The SAS AI Cities Index 2025 highlights a clear concentration of AI activity across two primary UK hubs. London remains at the forefront, sustained by enterprise adoption, financial services, and a high density of R&D labs. However, Manchester has emerged as the fastest-growing AI city outside the capital. This is backed by a 184% increase in AI company registrations over a five year period leading into 2026, signalling a shift toward production-scale deployments, analytics platforms, and industrial AI applications.
This clustering of demand is intentional, driven by connectivity, talent, and network effects. Enterprises place their R&D and high-compliance workloads in London & the South East to be near clients, regulators, and research facilities. Manchester, however, offers a production-focused ecosystem connected to northern talent pools with lower congestion.
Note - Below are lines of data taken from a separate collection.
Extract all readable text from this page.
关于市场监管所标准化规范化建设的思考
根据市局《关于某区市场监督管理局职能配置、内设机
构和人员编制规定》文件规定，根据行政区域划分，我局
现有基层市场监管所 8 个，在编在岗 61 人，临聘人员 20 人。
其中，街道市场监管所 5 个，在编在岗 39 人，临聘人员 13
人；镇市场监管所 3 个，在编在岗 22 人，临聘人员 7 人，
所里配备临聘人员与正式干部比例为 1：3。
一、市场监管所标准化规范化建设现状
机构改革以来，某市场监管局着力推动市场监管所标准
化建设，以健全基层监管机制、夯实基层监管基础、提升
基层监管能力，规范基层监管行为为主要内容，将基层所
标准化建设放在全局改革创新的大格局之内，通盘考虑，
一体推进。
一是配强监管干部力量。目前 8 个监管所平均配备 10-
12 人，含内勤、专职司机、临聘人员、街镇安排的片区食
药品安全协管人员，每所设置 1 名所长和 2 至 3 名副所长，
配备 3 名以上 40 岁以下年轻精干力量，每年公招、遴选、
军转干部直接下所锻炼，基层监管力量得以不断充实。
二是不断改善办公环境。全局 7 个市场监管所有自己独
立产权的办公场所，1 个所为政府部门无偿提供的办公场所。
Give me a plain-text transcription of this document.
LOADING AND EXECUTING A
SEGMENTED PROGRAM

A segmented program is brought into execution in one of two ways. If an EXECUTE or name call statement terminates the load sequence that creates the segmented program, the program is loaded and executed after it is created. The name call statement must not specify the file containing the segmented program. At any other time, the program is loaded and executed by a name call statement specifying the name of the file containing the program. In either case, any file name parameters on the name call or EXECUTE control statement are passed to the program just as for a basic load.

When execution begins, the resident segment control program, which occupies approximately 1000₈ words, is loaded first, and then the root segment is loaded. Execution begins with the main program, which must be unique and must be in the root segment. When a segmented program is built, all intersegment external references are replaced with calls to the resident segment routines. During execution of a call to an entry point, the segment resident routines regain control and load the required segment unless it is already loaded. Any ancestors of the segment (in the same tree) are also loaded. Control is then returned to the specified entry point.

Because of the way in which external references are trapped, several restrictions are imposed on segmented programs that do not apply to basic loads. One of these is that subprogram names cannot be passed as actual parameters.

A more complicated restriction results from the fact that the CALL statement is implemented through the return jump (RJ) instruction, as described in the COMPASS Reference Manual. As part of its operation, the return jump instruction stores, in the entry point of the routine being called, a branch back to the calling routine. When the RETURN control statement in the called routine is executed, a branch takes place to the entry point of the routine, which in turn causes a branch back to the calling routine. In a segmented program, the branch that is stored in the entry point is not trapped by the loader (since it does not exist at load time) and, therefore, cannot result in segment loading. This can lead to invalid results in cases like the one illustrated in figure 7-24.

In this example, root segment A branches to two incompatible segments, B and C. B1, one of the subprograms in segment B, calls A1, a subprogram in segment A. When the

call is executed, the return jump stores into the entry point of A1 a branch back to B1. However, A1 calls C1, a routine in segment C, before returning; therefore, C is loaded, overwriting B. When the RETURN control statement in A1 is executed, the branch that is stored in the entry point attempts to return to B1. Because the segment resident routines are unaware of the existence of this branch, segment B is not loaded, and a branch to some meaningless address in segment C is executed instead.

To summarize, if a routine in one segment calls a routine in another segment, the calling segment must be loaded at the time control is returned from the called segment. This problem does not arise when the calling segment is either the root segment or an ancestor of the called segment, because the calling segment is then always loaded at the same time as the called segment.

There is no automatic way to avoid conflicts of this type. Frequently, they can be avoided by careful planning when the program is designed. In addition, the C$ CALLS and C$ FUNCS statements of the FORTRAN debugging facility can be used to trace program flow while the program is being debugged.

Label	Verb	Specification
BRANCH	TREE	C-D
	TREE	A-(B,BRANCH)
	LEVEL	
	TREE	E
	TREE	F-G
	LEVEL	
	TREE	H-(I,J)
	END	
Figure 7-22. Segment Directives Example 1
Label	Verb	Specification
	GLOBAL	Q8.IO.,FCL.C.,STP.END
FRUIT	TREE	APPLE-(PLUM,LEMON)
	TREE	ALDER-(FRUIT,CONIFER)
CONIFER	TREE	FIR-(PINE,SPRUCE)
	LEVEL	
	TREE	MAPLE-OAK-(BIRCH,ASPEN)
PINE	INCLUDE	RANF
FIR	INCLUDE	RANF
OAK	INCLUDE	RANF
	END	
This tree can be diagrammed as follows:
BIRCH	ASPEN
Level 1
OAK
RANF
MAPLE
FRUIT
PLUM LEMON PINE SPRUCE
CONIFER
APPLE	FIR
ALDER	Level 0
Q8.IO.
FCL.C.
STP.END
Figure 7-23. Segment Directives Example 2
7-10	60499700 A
Infrastructure demand follows these patterns. AI workloads are data-intensive, have tight latency requirements, and are power-hungry. Facilities capable of handling such workloads must be close to where the AI is developed and used. This is especially crucial for decision-makers considering their cloud versus colocation options. While the cloud is a flexible option, high-density AI-ready colocation near innovation hubs often offers lower latency, greater control, and stronger reliability.
As a result, Manchester and London are creating the UK’s AI corridor, playing complementary roles within the national infrastructure.